Should I Integrate a Stub Zone into AD?
AD-integrated zones have a lot of advantages, including fault tolerance
and reduced network bandwidth. But the primary reason to use AD to host
a DNS zone is security for dynamic DNS updates.
A standard primary zone resides in a text file. One server, and one server only, has Read/Write access to that file: The primary master DNS server. The remaining DNS servers either pull secondary copies of the zone via classic zone transfers or act as caching servers. This classic DNS configuration has no mechanism for preventing a rogue machine from dynamically registering thousands of records or overwriting existing records. This is called zone poisoning and it can happen accidentally as well as from a malicious act. When you integrate a zone into AD, the system uses standard object-based security to protect the resource records.
A stub zone doesn’t contain any records that can be dynamically updated. In the example of the root.tld and child.root.tld zones, if a Windows 2000 or Windows XP client in child.root.tld points at a DNS server in root.tld, it won’t attempt to dynamically register its A and PTR records by sending update requests to the root.tld server. Instead, it obtains an SOA record that points at the primary master for child.root.tld and refreshes its records on that server.
That being said, you can save yourself some work by integrating the stub zone into DNS because AD replication will distribute the zone updates to every DC running DNS. And because Windows 2003 DNS permits targeting of DNS zone replication to selected servers based on the naming context that contains the zone records, you have a lot of control over which servers host the stub zone. Flexibility, control and security: all good reasons for using AD-integrated zones for stub zones.

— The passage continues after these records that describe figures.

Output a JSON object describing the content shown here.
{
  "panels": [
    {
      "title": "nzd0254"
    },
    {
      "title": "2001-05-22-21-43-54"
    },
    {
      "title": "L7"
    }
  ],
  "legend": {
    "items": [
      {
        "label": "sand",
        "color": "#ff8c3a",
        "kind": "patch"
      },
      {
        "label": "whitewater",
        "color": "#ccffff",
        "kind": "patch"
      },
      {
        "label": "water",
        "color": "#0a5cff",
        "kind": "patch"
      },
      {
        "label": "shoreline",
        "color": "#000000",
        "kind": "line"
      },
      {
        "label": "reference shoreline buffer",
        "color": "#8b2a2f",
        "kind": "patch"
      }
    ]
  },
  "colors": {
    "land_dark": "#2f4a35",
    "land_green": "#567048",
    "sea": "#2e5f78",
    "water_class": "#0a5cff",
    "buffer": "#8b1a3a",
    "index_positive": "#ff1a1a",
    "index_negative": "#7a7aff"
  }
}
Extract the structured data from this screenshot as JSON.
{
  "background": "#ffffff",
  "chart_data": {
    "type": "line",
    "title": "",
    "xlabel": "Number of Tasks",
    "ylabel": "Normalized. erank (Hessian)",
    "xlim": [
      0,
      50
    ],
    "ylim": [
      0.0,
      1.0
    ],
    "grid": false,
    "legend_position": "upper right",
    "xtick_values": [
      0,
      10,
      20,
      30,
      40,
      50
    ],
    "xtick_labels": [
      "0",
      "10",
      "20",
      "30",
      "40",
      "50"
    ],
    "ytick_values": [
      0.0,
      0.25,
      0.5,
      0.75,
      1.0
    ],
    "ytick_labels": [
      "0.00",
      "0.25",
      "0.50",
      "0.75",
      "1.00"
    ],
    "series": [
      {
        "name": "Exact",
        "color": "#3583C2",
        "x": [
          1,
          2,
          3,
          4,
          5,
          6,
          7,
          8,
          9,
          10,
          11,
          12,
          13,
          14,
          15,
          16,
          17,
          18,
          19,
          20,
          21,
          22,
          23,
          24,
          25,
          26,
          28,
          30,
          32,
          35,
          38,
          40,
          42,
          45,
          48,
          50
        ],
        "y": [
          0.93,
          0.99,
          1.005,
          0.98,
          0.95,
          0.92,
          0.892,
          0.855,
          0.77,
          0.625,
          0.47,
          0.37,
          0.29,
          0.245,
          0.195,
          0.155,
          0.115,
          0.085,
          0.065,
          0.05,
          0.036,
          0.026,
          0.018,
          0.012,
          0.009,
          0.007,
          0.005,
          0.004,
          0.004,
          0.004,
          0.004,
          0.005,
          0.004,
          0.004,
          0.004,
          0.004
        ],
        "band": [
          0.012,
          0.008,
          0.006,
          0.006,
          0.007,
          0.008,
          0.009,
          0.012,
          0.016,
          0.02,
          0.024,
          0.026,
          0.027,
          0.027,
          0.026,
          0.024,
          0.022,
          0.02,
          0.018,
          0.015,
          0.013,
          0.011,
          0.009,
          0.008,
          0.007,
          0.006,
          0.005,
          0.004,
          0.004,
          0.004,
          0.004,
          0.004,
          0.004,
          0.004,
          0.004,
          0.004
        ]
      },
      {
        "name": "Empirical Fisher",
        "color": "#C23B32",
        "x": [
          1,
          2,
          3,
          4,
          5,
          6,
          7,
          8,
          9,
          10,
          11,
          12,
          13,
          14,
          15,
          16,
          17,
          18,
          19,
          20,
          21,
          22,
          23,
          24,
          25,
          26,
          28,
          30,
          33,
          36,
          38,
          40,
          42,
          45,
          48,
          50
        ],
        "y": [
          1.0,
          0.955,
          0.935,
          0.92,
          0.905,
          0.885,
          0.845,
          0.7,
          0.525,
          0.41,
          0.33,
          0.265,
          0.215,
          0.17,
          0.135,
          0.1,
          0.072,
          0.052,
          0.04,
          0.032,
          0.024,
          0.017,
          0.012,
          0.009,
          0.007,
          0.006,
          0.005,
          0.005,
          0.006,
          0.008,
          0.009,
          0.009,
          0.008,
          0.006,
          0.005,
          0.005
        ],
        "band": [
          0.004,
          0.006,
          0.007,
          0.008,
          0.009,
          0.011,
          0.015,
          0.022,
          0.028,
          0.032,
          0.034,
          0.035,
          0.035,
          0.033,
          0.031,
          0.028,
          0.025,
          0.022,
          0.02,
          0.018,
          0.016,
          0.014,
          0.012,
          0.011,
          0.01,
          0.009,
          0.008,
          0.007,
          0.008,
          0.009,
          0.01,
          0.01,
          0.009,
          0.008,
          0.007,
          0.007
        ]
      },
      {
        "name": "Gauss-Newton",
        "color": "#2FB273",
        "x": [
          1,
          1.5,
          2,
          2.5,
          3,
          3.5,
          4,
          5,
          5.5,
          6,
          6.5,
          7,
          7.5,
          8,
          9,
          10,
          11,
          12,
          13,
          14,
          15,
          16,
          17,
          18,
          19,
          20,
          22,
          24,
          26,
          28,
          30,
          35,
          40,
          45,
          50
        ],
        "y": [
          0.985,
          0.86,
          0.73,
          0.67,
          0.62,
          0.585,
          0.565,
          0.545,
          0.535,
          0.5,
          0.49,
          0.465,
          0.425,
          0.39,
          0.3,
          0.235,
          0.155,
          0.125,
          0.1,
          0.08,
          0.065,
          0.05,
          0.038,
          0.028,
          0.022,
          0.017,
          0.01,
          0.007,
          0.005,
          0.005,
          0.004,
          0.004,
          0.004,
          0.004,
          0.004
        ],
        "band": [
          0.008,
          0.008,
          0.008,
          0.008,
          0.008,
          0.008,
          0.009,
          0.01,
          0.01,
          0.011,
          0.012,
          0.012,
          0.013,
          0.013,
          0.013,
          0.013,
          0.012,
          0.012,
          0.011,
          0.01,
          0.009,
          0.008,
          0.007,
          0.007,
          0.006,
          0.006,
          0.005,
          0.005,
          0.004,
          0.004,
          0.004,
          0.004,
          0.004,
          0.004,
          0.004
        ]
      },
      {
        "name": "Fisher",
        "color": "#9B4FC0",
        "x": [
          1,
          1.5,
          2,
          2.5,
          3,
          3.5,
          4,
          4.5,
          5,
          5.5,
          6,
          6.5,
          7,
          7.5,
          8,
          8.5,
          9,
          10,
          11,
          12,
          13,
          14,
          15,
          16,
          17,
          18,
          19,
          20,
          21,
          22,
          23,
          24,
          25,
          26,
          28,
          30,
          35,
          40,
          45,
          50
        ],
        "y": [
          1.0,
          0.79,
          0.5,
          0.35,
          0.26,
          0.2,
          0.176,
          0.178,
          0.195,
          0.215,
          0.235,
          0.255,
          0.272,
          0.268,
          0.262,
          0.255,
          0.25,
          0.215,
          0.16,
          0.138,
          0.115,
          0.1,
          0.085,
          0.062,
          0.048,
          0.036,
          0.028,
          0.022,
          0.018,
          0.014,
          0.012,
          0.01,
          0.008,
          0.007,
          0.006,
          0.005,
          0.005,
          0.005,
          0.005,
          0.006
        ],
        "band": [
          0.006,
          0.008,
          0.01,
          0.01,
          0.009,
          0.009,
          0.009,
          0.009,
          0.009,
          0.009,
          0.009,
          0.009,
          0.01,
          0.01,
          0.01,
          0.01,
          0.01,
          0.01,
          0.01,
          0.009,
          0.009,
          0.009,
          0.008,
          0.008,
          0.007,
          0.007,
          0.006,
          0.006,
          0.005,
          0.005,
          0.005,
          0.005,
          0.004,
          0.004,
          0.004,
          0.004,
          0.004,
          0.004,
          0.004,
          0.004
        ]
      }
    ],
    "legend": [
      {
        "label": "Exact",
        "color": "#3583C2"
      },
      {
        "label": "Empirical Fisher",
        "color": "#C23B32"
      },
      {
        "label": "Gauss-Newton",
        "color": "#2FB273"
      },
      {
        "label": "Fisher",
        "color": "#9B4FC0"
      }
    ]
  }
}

But—and this is a major “but”—to use AD-integrated stub zones,
you must deploy at least one Windows 2003 DC and configure the stub zone
at that server. This involves updating the AD Schema and making other
changes to your forest. This work will probably take you a while to start,
even if you begin planning and lab testing immediately.
Will Stub Zones Show up in Matrix Revolutions?
I wasn’t able to find any mention of stub zones in the movie. However,
I’m sure that if Neo is indeed the One, he’ll be able to resolve host
names into IP addresses for any zone, whether inside or outside the Matrix.